Brüssel. In Brüssel kommen am Montag die Staats- und Regierungschefs der EU zu ihrem ersten Sondergipfel in diesem Jahr zusammen. Das Wirtschaftswachstum in Europa steht dabei im Fokus der Beratungen. Die Ankurbelung der Wirtschaft soll neben den Sparmaßnahmen der Schuldenkrise entgegenwirken. Zudem soll der Fiskalpakt für mehr Haushaltsdisziplin gebilligt und der künftige dauerhafte Rettungsschirm für kriselnde EU-Länder (ESM) in Höhe von 500 Milliarden Euro genehmigt werden. Auch wenn Griechenland nicht offiziell auf der Agenda steht, wird das hoch verschuldete Land ein weiteres Thema sein: Athen ringt derzeit mit seinen Gläubigern um einen teilweisen Schuldenerlass.

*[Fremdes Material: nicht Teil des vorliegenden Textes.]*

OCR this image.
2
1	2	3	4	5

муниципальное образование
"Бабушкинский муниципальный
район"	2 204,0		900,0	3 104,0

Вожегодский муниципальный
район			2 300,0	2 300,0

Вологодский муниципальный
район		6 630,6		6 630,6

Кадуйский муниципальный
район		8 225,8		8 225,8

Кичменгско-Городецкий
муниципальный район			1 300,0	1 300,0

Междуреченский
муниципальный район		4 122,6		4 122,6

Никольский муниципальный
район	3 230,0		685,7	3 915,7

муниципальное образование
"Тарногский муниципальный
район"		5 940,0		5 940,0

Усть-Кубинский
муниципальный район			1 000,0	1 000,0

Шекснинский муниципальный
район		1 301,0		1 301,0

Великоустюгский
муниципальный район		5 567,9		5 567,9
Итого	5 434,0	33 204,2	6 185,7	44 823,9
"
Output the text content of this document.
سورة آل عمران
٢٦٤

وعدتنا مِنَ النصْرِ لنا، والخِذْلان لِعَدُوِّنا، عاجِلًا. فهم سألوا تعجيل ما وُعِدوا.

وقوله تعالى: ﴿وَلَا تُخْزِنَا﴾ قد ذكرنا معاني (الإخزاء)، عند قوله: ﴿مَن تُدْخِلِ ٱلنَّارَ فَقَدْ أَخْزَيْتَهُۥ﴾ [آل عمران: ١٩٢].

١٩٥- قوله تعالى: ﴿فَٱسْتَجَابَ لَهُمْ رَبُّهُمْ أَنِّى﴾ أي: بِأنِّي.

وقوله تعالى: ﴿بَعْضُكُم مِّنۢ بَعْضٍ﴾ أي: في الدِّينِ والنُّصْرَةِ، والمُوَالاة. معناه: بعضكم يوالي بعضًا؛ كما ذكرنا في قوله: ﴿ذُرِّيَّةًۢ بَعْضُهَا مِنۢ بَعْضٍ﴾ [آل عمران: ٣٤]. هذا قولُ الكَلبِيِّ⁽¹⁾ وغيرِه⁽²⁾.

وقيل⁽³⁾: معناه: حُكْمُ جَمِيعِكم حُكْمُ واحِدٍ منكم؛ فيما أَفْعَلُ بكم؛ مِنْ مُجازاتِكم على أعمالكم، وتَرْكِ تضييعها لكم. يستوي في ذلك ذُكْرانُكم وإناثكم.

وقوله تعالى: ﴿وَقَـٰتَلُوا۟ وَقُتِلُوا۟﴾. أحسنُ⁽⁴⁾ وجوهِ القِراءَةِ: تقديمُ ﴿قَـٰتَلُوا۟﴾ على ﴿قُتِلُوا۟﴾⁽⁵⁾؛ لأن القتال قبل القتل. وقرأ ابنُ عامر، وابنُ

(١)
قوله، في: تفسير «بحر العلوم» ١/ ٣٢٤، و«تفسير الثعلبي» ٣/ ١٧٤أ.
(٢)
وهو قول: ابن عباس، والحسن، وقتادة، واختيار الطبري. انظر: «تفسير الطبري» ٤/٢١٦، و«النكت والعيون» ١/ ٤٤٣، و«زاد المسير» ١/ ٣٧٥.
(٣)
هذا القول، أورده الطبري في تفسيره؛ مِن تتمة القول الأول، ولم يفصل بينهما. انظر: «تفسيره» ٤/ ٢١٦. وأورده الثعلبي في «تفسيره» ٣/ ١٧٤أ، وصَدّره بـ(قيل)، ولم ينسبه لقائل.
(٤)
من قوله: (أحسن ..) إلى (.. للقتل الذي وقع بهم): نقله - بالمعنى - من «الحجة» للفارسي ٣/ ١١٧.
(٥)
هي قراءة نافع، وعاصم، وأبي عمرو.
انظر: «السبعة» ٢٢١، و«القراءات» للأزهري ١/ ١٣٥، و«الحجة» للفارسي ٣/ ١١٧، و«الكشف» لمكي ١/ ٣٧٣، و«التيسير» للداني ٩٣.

Vor Gipfelbeginn trifft sich Kanzlerin Angela Merkel mit dem französischen Präsidenten Nicolas Sarkozy und dem italienischen Regierungschef Mario Monti. Nach Angaben von Diplomaten geht es dabei um die Themen, die auch auf der Gipfel-Tagesordnung stehen. Zur Sprache kommen dürfte aber auch die von Sarkozy angekündigte Einführung einer Finanztransaktionssteuer in Frankreich. Die Diskussion darum hat innerhalb der EU bereits für Streit gesorgt.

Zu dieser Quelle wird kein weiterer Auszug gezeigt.